Please note: NEVER mix line opacities of different resolutions for a single pRT object!

Downsampling lbl opacities

In the line-by-line mode it is enough to just specify the desired downsampling factor. As pRT intrinsically has a spacing of \(\lambda / \Delta \lambda = 10^6\), a spacing of \(\lambda / \Delta \lambda = 250,000\) can be achieved when requesting a downsampling factor of \(10^6/250,000 = 4\). This is then done by setting lbl_opacity_sampling = 4 when creating the pRT object. We compare a nominal and downsampled case below, again by copying the tutorial:

[13]:
atmosphere_high_res = Radtrans(line_species = ['H2O_main_iso',
                                      'CO_all_iso',
                                      'CH4_main_iso',
                                      'CO2_main_iso',
                                      'Na',
                                      'K'],
                      rayleigh_species = ['H2', 'He'],
                      continuum_opacities = ['H2-H2', 'H2-He'],
                      wlen_bords_micron = [2.2, 2.4],
                      mode = 'lbl')

atmosphere_low_res = Radtrans(line_species = ['H2O_main_iso',
                                      'CO_all_iso',
                                      'CH4_main_iso',
                                      'CO2_main_iso',
                                      'Na',
                                      'K'],
                      rayleigh_species = ['H2', 'He'],
                      continuum_opacities = ['H2-H2', 'H2-He'],
                      wlen_bords_micron = [2.2, 2.4],
                      lbl_opacity_sampling = 4,
                      mode = 'lbl')

pressures = np.logspace(-10, 2, 130)
atmosphere_high_res.setup_opa_structure(pressures)
atmosphere_low_res.setup_opa_structure(pressures)

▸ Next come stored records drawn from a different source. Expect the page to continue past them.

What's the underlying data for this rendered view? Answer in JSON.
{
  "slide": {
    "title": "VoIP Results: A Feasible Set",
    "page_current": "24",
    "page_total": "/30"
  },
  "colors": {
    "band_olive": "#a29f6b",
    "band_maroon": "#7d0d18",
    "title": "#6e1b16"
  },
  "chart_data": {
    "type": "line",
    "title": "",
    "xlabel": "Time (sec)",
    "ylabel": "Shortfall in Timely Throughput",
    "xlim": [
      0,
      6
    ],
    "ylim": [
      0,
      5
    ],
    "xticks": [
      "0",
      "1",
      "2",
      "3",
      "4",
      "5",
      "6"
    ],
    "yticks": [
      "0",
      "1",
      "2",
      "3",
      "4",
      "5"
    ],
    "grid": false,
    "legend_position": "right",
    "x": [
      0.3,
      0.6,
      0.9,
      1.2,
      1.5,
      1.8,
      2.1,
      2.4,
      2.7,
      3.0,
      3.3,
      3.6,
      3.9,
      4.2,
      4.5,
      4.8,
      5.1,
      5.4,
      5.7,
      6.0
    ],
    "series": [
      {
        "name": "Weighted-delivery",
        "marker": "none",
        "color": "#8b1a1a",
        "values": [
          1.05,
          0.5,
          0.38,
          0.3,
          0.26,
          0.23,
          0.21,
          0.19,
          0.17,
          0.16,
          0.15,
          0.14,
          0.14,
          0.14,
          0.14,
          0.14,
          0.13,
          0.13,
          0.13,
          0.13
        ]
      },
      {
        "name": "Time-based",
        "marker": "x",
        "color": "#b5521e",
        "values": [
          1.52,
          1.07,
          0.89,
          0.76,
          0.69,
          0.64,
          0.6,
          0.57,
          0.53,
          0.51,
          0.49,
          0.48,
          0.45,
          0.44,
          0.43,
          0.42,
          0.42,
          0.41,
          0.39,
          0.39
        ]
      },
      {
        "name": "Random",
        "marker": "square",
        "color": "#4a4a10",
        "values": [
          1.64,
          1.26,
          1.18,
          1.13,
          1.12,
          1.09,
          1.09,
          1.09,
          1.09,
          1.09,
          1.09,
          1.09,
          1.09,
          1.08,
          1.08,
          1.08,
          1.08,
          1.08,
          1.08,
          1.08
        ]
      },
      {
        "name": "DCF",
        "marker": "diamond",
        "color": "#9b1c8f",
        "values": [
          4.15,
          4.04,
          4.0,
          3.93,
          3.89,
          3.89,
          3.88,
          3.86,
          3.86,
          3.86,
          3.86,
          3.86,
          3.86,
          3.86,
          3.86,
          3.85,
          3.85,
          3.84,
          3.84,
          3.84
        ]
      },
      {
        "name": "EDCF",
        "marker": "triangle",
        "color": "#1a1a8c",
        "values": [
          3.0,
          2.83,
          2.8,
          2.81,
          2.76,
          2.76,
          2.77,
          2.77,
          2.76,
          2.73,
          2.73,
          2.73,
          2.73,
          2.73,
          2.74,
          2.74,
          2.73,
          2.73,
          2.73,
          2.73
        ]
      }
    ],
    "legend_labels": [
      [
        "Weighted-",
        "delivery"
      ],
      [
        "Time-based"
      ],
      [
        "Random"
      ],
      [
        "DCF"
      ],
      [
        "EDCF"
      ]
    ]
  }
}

  Read CIA opacities for H2-H2...
  Read CIA opacities for H2-He...
 Done.


  Read CIA opacities for H2-H2...
  Read CIA opacities for H2-He...
 Done.

[14]:
R_pl = 1.838*nc.r_jup_mean
gravity = 1e1**2.45
P0 = 0.01

kappa_IR = 0.01
gamma = 0.4
T_int = 200.
T_equ = 1500.
temperature = nc.guillot_global(pressures, kappa_IR, gamma, gravity, T_int, T_equ)

mass_fractions = {}
mass_fractions['H2'] = 0.74 * np.ones_like(temperature)
mass_fractions['He'] = 0.24 * np.ones_like(temperature)
mass_fractions['H2O_main_iso'] = 0.001 * np.ones_like(temperature)
mass_fractions['CO_all_iso'] = 0.01 * np.ones_like(temperature)
mass_fractions['CO2_main_iso'] = 0.00001 * np.ones_like(temperature)
mass_fractions['CH4_main_iso'] = 0.000001 * np.ones_like(temperature)
mass_fractions['Na'] = 0.00001 * np.ones_like(temperature)
mass_fractions['K'] = 0.000001 * np.ones_like(temperature)

MMW = 2.33 * np.ones_like(temperature)
[15]:
atmosphere_high_res.calc_transm(temperature, mass_fractions, gravity, MMW, R_pl=R_pl, P0_bar=P0)
atmosphere_low_res.calc_transm(temperature, mass_fractions, gravity, MMW, R_pl=R_pl, P0_bar=P0)

import pylab as plt
plt.rcParams['figure.figsize'] = (10, 6)

plt.plot(nc.c/atmosphere_high_res.freq/1e-4,
         atmosphere_high_res.transm_rad/nc.r_jup_mean,
         label = 'nominal')
plt.plot(nc.c/atmosphere_low_res.freq/1e-4,
         atmosphere_low_res.transm_rad/nc.r_jup_mean,
         label = 'downsampled')

plt.xlabel('Wavelength (microns)')
plt.ylabel(r'Transit radius ($\rm R_{Jup}$)')
plt.legend(loc = 'best')
plt.show()
../../_images/content_notebooks_Rebinning_opacities_19_0.png

Zooming in a bit:

[17]:
plt.plot(nc.c/atmosphere_high_res.freq/1e-4,
         atmosphere_high_res.transm_rad/nc.r_jup_mean,
         label = 'nominal')
plt.plot(nc.c/atmosphere_low_res.freq/1e-4,
         atmosphere_low_res.transm_rad/nc.r_jup_mean,
         label = 'downsampled')

plt.xlim([2.301,2.3015])
plt.xscale('log')
plt.xlabel('Wavelength (microns)')
plt.ylabel(r'Transit radius ($\rm R_{Jup}$)')
plt.legend(loc = 'best')
plt.show()
../../_images/content_notebooks_Rebinning_opacities_21_0.png

Please always check that the difference between the downsampled spectrum and the spectrum at nominal resolution is negligible when both are binned down to the actual resolution of the data that you want to compare to.